Nachdem der Pilot das Zeichen gegeben hatte, hob der Schütze mit beiden Händen die «Atombombe», eine schwarze Kugel mit einem Durchmesser von siebzig Zentimetern, hoch. Gezündet wurde sie wie eine Handgranate. Ein Knopf musste mit den Zähnen gelockert werden, um die Zündvorrichtung zu aktivieren. Der Schütze blickte «aus dem Flugzeug, schätzte Geschwindigkeit und Entfernung, beugte sich blitzschnell vor, löste die Sperre mit den Zähnen und warf die Bombe ab».

1914 – Geburtsjahr der Atombombe

Die Atombombe hat viele Väter. Der Schriftsteller H. G. Wells ist einer von ihnen. 1914 war er der erste, der den Begriff «Atombombe» («atomic bomb») in seiner Geschichte «Befreite Welt» verwendete. Er lieferte in der Erzählung - die nie die Bekanntheit anderer Bücher wie «Die Zeitmaschine» oder «Krieg der Welten» erlangte - auch eine mehr oder weniger plausible physikalische Erklärung für die energetische Sprengkraft dieser neuartigen Bombe.

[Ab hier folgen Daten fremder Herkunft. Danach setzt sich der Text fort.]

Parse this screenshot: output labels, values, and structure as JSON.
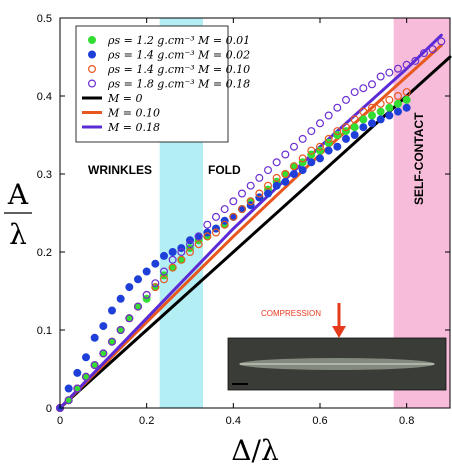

Die Radioaktivität war damals zwar schon bekannt, eine genau Vorstellung des Atomkerns hatte man aber noch nicht. Wells erkannte aber, dass sich daraus theoretisch eine Unmenge an Energie gewinnen liess. «1953», so schrieb der Science-Fiction-Autor, «wurde die erste auf Kernspaltung beruhende Maschine entwickelt und ersetzte von da an die Dampfmaschine in Kraftwerken». Es war die Geburt des Atomzeitalters. Autos fuhren mit Atomantrieb, Flugzeuge folgen damit.

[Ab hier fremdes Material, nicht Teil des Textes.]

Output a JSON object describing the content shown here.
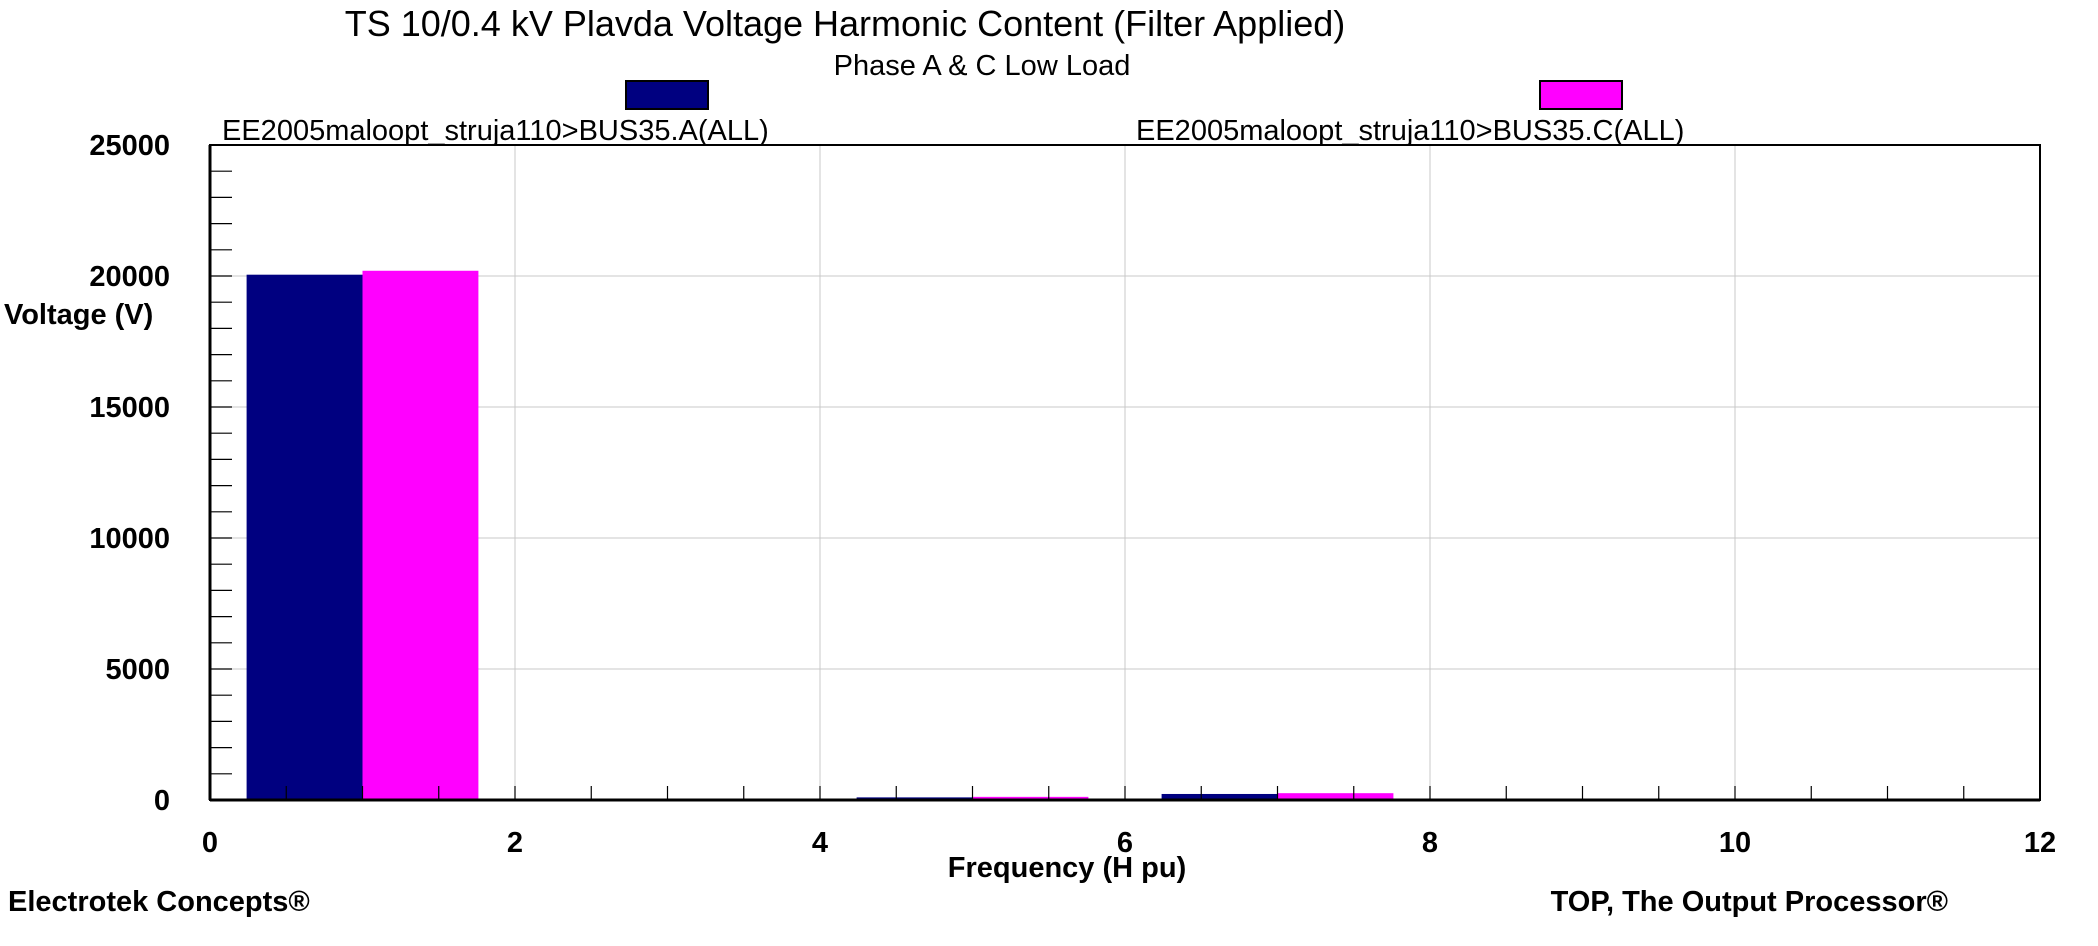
{
  "chart_data": {
    "type": "bar",
    "title": "TS 10/0.4 kV Plavda Voltage Harmonic Content (Filter Applied)",
    "subtitle": "Phase A & C Low Load",
    "xlabel": "Frequency (H pu)",
    "ylabel": "Voltage (V)",
    "xlim": [
      0,
      12
    ],
    "ylim": [
      0,
      25000
    ],
    "x_ticks": [
      "0",
      "2",
      "4",
      "6",
      "8",
      "10",
      "12"
    ],
    "y_ticks": [
      "0",
      "5000",
      "10000",
      "15000",
      "20000",
      "25000"
    ],
    "grid": true,
    "legend_position": "top",
    "categories": [
      1,
      3,
      5,
      7,
      9,
      11
    ],
    "series": [
      {
        "name": "EE2005maloopt_struja110>BUS35.A(ALL)",
        "color": "#000080",
        "values": [
          20050,
          40,
          100,
          230,
          15,
          10
        ]
      },
      {
        "name": "EE2005maloopt_struja110>BUS35.C(ALL)",
        "color": "#ff00ff",
        "values": [
          20200,
          50,
          120,
          260,
          20,
          12
        ]
      }
    ]
  },
  "footer": {
    "left": "Electrotek Concepts®",
    "right": "TOP, The Output Processor®"
  }
}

Für die Entwicklung der Atombombe bedurfte es eines weiteren Schrittes. Es brauchte ein Element, das schneller zerfällt und das durch seine Schwere mehr Energie freisetzt. Wells erfindet dafür «Carolinum». Es erinnert, so stellt der Physiker Erik Strub in einem 2005 erschienenen Fachartikel fest, «verblüffend» an Plutonium, jenem künstlichen chemischen Element, welches erst 1939 entdeckt wurde und den Weg zur Atombombe ebnete.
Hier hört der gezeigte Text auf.